Throughout this process, students should be reminded about the physical elements of creating
dynamic contrast, which are bow weight, speed, and placement.
 After reading the paragraph about the pedagogy of teaching collé, I realized that one of these teaching
strategies resonates with me and could be used in my future classroom. Comparing the collé bowing to
a pizzicato appears to be simple, but extremely affective. I like this approach because the students
could practice their pizzicato while also learning or perfecting another skill simultaneously.
 Another teaching approach that I want to use in the future refers to an approach to teach spiccato
bowings. Chapter four suggests to that one way to teach spiccato bowings is to draw diagrams on the
board that represent the height and length of strokes that the music calls for. The drawings show high
and long bowings, low and long bowings, low and short bowings, and finally high and short bowings.
Furthermore, it shows what to draw if the music calls for a spiccato bowing in-between these.
 I think that giving students a few items to think about while shifting is a smart idea, especially during
the learning process. When students are learning how to shift, this may result in some of the
fundamental aspects of playing a string instrument might suffer simply because it’s new.

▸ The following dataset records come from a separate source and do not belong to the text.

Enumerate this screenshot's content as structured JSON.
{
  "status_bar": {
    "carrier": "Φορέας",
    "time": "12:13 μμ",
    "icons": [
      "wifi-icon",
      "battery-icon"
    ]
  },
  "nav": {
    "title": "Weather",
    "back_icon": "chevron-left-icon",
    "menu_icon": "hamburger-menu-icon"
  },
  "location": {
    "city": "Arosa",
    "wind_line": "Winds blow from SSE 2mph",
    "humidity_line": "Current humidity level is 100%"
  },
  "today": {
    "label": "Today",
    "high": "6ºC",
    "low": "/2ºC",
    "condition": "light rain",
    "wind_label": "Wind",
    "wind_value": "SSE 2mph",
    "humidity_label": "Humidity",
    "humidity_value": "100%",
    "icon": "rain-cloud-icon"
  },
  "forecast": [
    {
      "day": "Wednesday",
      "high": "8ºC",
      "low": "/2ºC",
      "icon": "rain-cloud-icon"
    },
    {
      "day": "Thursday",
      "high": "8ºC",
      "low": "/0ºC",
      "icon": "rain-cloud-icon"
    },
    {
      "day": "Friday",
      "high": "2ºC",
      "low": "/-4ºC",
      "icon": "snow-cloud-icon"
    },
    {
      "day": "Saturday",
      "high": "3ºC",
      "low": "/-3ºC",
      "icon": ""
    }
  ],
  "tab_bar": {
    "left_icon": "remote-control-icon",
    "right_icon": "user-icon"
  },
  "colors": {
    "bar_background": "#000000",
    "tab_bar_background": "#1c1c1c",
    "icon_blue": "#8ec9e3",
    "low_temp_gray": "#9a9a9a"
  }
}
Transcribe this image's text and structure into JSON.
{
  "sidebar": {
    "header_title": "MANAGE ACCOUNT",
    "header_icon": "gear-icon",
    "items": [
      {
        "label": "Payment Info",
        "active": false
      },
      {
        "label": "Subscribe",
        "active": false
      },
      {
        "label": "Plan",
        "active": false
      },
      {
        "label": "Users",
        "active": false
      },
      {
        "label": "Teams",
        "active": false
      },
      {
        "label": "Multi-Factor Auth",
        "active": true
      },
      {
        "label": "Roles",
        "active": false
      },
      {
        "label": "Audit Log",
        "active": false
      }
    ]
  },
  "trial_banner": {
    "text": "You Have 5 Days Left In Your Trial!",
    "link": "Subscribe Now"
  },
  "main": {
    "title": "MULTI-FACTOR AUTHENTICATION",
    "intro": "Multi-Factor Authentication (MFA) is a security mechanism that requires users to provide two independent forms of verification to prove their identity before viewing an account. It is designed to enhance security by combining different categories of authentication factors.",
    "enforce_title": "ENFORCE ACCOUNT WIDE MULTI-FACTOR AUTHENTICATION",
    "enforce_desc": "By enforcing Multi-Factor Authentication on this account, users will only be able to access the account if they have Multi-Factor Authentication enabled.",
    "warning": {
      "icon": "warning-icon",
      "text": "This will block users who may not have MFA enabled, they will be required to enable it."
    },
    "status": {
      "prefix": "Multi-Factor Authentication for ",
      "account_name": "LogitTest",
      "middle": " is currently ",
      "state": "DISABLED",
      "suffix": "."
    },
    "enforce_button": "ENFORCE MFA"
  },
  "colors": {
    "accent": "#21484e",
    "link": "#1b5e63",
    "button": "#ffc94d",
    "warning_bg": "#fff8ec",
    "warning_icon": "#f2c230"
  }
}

The book
suggests that when shifting, students should think about: The thumb traveling with the hand, guide
finger is used when shifting, the bow stops briefly between notes that aren’t slurred, bow weight is
decreased when shifting during a slur, and keeping the left-hand positions that same throughout the
shift.
 One way that teachers could effectively incorporate vibrato playing in their warm ups is to first pick a
rhythm that students may be having trouble with from their repertoire. Next, instruct them to play this
rhythm with vibrato, alternating every note. This will help the students audiate the rhythm while
playing the repertoire, while also increasing their ability to play with varying vibrato speeds.